Denmark: MAN Diesel & Turbo Takes Over Kappel Propeller Designs
New fuel-saving and energy-efficient propulsion opportunities are available from the MAN Alpha propeller programme, which now fully integrates the Kappel tip fin propeller blade designs for both controllable pitch propellers and fixed pitch propellers.
On 20 March 2012 the board of MAN Diesel & Turbo approved the company’s take-over of Kappel propeller – including designs, software, and intellectual property together with continued co-operation with Mr Jens Julius Kappel.
The original contract was signed on 29 February in Copenhagen, Denmark – by JJ Kappel and Torben Johansen on behalf of MAN Diesel & Turbo. JJ Kappel said after the contract signing: “We have had a good co-operation with MAN Diesel & Turbo for almost 10 years, and our joint projects have gone well. I hope that MAN will get the most out of the Kappel technology.
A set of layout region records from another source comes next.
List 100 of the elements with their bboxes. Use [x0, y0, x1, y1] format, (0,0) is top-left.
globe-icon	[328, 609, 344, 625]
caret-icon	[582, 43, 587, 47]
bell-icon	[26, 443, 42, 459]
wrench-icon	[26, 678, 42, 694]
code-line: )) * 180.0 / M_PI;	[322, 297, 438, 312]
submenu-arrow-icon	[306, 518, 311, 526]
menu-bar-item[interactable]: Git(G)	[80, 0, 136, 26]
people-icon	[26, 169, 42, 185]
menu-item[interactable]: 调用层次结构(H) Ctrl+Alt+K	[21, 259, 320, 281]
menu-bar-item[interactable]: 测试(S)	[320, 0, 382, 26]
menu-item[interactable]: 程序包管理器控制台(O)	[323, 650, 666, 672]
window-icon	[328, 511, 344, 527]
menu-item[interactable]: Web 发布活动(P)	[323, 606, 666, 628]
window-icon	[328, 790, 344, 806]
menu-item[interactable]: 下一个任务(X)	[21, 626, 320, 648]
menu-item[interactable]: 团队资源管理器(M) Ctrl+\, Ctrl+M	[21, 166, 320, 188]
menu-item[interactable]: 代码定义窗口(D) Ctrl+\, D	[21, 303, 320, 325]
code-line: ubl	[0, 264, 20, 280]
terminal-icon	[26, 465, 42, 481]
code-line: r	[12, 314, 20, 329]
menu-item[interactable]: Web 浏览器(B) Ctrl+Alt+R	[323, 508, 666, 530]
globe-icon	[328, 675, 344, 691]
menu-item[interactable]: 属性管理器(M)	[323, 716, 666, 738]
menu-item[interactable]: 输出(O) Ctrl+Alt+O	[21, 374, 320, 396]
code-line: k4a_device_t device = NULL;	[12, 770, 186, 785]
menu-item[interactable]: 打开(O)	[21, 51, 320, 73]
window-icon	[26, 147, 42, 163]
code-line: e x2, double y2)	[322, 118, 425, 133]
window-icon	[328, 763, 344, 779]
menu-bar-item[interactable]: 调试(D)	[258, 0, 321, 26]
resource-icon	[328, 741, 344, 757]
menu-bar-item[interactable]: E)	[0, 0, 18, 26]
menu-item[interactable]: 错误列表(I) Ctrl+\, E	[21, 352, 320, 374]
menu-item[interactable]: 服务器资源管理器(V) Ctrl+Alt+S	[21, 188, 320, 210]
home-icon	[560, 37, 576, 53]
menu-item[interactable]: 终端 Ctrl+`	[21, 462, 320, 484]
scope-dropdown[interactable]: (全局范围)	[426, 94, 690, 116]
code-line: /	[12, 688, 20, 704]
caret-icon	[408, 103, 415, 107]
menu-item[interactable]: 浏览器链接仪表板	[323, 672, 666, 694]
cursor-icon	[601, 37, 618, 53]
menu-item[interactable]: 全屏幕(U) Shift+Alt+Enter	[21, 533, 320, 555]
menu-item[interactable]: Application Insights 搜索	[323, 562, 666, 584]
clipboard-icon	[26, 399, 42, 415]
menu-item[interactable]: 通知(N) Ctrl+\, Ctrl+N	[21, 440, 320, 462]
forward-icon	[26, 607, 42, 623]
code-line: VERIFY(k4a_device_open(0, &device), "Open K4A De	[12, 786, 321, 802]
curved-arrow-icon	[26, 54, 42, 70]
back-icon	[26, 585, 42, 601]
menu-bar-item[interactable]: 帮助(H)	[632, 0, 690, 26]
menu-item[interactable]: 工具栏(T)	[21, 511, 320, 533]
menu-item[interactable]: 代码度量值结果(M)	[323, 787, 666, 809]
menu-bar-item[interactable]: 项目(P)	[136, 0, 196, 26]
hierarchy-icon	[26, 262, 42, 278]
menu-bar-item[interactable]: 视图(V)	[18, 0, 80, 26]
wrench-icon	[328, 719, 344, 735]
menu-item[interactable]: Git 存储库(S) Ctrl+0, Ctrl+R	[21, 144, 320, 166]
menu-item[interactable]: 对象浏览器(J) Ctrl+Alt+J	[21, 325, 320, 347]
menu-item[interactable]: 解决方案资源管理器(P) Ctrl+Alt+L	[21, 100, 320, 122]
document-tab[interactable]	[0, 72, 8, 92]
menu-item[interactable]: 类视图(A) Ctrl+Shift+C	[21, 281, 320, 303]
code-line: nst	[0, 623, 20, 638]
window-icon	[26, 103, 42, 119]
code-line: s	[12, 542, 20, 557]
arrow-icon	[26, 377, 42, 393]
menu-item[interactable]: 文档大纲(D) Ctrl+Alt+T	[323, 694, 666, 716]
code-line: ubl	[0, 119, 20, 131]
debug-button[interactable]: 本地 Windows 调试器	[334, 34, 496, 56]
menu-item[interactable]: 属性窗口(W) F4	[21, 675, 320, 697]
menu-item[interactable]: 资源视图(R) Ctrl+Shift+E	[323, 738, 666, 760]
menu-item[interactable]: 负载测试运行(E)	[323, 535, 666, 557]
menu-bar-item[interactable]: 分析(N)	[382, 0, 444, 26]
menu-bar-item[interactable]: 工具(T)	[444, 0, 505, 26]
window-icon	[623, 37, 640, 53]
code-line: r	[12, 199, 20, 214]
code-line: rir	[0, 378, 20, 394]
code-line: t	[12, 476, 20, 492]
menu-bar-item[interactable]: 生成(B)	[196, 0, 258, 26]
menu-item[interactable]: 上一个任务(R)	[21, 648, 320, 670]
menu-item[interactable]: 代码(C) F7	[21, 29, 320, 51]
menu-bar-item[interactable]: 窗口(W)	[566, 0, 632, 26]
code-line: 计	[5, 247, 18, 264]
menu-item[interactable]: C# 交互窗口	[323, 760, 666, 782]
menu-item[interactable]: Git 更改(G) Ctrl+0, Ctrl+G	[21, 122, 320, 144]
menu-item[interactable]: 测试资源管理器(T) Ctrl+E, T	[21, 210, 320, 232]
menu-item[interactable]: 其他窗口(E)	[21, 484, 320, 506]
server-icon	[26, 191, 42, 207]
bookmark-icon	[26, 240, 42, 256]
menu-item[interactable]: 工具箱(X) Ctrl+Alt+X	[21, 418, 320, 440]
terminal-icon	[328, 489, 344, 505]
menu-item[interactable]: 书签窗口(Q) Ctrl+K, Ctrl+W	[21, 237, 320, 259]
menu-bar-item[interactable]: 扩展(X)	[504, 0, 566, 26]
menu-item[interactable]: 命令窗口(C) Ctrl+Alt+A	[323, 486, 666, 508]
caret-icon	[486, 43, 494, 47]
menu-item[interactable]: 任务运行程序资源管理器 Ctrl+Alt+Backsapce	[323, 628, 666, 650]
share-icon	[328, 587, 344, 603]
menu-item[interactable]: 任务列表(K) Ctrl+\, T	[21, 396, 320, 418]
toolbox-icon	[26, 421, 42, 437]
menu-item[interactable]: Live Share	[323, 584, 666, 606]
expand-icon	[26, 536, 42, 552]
Our co-operation does not end here – it will in fact become more intense”.
The co-operation between Kappel and MAN Diesel & Turbo officially started already in 2003 – on 3 December to be more specific, when 100 years of MAN Alpha CP Propeller production was celebrated in Frederikshavn. Shortly after that on 3 March 2004, MAN Diesel & Turbo was awarded the contract of supplying new-designed high-efficient Kappel CP Propeller blades as part of Scandlines’ extensive refurbishment of the ferries M/F PRINS JOACHIM and M/F KRONPRINS FREDERIK. This was later followed by a successful Kappel upgrading of additional four Scandlines vessels – thus proving the soundness of the concept.
Fuel savings and EEDI
In today’s market green technology, fuel-savings, energy optimisation and increased propulsion efficiency are more important than ever – for both new ship designs and for existing ships’ retrofit and upgrade solutions. The energy-saving technology, which MAN Diesel & Turbo now owns – will be matured and implemented in a greater variety of customer solutions including e.g. hydrodynamic integration of rudder bulbs, high-efficiency rudders, hull’s flow-guiding devices and ducts.
Compared to conventional designs, the Kappel propeller blade designs offer fuel savings by up to 6%. And it has to be noted that this improvement with the Kappel design is related to the blade design alone, thus not relying on improvements with other components – such as e.g. a rudder bulb integrated with propeller and rudder.
Optimised propeller and propulsion efficiencies contribute to lowering the EEDI (Energy Efficiency Design Index) of ships, as every gram of fuel saved by means of higher propulsive efficiency results in more energy-efficient transport – like in this case with up to 6%.
Both new sales and the retrofit after sales business will benefit from the now MAN owned technology. In retrofit installations, especially in situations where ships undergo a changed operational profile with slow-steaming and de-rating of main engines, MAN Diesel & Turbo will be able to deliver superior propulsion solutions including state-of-the-art propeller designs offering even larger fuel savings.
Low pressure impulse-to-hull and G-type advantages
Compared to a conventional design the Kappel propellers have shown lower pressure impulses which can be utilised for bigger and more efficient propellers because of the reduced clearance between hull and propeller tip. Combined with the G-type MAN B&W engine, further improvement in propulsion efficiency can be exploited. The new ultra-long stroke low-speed G-type has a longer stroke and lower engine speed with increased engine efficiency – and deploys a larger and more efficient propeller for tomorrow’s energy-optimised aft ship designs. In that combination fuel consumption and CO2 emission are reduced by up to 10%.